I have a really big file that looks like this:
>name1
ACGTACGTACGT
ACGTACGTACGT
ACGTACGTACGT
ACGTACGTACGT
>name2
ACGTACGTACGT
ACGTACGTACGT
ACGTACGTACGT
>name
ACGTACGTACGT
ACGTACGTACGT
ACGTACGTACGT
ACGTACGTACGT
ACGTACGTACGT
ACGTACGTACGT
ACGTACGTACGT
ACGTACGTACGT
>name4
ACGTACGTACGT
ACGTACGTACGT
ACGTACGTACGT
ACGTACGTACGT
ACGTACGTACGT
It is a fasta file. It has about 3183 lines that start with >
(3183 names), followed by random number of lines of ACGTs. I want to split it into smaller files of 250 >
s followed by their number of lines of ACGTs.
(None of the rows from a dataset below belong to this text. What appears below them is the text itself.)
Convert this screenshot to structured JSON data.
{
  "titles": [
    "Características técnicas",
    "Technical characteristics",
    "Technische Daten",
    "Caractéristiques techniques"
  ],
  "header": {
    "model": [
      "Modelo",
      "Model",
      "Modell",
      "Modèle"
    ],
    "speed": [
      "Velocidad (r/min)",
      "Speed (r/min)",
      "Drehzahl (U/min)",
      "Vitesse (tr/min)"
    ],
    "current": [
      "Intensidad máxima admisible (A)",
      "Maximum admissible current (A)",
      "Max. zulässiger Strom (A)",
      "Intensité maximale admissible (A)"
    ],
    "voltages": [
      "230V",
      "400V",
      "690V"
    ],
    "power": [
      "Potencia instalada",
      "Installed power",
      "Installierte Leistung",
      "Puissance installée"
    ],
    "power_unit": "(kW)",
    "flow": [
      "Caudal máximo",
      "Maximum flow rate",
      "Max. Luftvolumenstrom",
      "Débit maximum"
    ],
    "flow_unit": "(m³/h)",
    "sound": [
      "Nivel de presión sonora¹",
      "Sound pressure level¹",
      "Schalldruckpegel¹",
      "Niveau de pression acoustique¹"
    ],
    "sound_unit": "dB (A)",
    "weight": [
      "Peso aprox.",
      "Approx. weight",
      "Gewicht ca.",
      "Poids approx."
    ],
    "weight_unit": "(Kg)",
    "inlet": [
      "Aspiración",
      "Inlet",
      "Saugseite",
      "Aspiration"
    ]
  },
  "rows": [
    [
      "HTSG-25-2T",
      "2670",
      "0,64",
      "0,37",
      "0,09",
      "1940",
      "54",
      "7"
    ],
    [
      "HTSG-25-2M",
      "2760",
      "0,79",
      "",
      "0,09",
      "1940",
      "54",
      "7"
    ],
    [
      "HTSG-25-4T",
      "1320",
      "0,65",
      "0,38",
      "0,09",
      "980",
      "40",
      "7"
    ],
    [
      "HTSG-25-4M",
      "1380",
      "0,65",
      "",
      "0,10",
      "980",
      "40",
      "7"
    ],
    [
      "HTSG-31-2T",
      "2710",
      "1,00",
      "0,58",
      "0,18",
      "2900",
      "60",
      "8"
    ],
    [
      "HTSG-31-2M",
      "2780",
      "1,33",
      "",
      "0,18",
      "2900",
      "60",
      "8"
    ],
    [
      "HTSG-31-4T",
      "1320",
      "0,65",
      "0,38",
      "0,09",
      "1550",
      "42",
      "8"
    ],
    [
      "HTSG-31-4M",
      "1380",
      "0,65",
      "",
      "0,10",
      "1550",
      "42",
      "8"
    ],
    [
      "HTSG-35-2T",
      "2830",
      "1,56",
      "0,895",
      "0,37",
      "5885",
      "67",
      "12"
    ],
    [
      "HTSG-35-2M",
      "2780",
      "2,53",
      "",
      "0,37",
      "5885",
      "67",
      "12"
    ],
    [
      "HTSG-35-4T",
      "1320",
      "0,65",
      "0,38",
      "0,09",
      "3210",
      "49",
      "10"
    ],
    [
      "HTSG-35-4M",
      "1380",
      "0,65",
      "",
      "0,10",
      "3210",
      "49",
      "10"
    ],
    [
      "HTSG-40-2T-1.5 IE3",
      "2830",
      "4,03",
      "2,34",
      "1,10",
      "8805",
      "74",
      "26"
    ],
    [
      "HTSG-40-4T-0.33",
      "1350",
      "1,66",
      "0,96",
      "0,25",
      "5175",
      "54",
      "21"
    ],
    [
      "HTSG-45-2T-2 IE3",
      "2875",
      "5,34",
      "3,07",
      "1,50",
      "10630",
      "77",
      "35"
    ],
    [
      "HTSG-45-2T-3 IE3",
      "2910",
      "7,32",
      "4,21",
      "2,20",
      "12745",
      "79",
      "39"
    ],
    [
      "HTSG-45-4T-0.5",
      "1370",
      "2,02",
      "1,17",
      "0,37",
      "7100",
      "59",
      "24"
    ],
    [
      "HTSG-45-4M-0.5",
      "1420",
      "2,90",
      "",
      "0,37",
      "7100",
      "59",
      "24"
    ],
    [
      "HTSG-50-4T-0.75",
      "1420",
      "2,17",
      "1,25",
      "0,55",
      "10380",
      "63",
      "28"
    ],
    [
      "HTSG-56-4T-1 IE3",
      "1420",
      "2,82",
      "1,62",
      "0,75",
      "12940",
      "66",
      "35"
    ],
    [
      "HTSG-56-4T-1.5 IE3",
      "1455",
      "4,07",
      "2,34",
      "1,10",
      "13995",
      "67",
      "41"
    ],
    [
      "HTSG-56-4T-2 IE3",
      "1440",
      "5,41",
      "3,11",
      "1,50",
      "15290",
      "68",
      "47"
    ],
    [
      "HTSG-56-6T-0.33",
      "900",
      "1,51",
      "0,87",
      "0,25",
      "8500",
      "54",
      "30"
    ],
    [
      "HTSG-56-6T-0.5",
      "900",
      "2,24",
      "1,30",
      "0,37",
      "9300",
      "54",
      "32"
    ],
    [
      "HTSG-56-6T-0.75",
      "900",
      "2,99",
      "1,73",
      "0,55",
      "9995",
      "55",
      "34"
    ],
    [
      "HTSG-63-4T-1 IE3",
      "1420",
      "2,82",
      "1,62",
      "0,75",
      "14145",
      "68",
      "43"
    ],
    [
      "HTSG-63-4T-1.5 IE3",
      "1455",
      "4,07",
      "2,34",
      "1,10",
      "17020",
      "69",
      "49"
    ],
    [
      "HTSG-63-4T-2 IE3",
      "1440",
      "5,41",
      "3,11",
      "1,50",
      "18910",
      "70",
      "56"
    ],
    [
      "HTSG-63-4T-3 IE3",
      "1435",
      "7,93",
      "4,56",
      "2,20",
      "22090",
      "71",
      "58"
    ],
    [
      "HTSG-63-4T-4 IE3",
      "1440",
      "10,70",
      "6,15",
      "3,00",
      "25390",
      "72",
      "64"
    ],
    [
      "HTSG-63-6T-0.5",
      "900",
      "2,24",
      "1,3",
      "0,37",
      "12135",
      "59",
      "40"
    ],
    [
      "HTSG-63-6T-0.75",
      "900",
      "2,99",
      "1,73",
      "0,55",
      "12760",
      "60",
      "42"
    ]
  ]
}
And if the last file does not have 250 >
s that is fine. I would still like to keep it. So far I tried split, which I don't think is appropriate here since it splits the file into one >
in each small file. I also tried awk:
awk -F'>' 'NR==1{f=0;c=1}NR>1{
c++
if($((c%250))==0) {
fn="file"c".fasta";
print > fn}
}' kmer_subtraction/kmercollection.fasta
I am not sure if this works because I cannot see my file. Could you please help me with this? Thank you!